Cassini reached Saturn in 2004, officially entering orbit around the planet on July 1st of the year. Prior to doing so, the vehicle was part of a test of Einstein’s theory of general relativity. This states that any massive object like the Sun causes space-time to curve, causing a beam of light or any other form of electromagnetic radiation that passes close to it to travel farther (the Shapiro time delay). In 2003, with the Sun coming between Earth and Cassini, scientists on Earth measured the frequency shift in radio signals being received from the spacecraft. Similar experiments had been carried out with the Voyager and Viking missions, but Cassini provided for much more refined measurements to be taken, and firmly validated Einstein’s theory.

Cassini‘s primary mission at Saturn commenced as it approached the planet for orbital insertion. Although the orbiter was capable of functioning – all things being equal – through until around 2017, this primary mission was scheduled to last just 3 years and 261 days, ending in mid-2008. This was sufficient time for the primary goals of the mission to be achieved, but Cassini was always designed to achieve so much more. With this in mind, the programme was granted two funding extensions. The first, called the Equinox Mission, funded the project through until the end of 2010, and gave a particular focus on Titan (15 flybys) Saturn’s ice-covered moon Enceladus, thought two of the locations in the Saturnian system where life might have taken hold.

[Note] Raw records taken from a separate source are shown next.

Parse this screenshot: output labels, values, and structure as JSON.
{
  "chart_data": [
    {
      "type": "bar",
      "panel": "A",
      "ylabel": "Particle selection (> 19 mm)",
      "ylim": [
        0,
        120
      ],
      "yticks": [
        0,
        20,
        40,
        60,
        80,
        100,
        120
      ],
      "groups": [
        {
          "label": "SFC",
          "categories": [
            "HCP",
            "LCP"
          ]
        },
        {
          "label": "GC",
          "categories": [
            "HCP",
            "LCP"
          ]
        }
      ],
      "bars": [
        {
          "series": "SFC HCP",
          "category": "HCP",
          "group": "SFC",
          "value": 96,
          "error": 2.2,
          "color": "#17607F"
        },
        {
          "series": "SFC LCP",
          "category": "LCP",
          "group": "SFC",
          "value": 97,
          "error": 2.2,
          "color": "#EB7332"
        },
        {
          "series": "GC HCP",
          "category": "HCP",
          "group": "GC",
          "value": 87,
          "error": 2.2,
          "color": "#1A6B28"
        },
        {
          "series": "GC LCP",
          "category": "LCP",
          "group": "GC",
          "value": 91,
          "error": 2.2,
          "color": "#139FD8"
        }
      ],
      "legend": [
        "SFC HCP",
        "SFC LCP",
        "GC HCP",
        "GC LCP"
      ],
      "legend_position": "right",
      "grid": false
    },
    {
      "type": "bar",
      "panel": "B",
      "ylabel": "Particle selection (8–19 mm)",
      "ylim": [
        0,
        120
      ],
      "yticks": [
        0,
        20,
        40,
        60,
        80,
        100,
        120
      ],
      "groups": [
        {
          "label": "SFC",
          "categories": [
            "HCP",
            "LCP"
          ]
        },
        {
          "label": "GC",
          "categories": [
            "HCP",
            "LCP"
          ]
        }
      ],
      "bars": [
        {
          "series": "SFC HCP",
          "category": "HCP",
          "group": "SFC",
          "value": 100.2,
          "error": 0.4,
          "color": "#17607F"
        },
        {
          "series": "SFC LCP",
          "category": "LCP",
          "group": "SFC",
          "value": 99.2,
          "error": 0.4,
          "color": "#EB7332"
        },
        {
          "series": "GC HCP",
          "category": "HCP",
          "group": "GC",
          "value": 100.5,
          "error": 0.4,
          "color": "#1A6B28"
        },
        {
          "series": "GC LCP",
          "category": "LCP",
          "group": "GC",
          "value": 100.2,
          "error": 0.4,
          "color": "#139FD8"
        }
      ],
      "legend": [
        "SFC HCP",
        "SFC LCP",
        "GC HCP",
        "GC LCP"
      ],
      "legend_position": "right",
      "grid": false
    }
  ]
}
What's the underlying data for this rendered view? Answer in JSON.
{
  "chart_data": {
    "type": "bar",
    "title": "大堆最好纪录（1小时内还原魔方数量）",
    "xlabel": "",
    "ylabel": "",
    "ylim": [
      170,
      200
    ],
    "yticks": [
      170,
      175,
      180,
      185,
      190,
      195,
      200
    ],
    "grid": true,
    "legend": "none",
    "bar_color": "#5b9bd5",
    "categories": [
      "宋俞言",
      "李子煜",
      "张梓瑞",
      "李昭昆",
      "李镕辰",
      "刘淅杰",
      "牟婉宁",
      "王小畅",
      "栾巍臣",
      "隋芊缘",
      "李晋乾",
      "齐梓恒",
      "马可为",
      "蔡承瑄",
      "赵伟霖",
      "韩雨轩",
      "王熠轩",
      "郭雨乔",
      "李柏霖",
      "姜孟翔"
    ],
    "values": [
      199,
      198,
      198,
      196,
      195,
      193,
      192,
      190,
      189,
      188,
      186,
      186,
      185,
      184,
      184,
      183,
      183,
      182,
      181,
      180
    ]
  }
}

The second extension, granted funding in 2010 to the tune of around US $60 million a year, is referred to as the Solstice mission (as it would end a few months past Saturn’s summer solstice). It guaranteed that, avoiding any spacecraft failures, the mission would continue through to the point where Cassini’s manoeuvring propellants would be practically depleted. This phase of the mission allowed for a more extended study of Saturn, its rings and moons. It meant Cassini could witness never before seen seasonal changes in the planet’s atmosphere and study. It also meant Cassini could study Saturn’s atmosphere and magnetosphere at exactly the same time as NASA Juno mission studied Jupiter’s atmosphere and magnetosphere, allowing a direct comparison of the two. Finally, the extension would carry the mission through its 5-month “grand finale”, probing the region between Saturn and its complex ring system.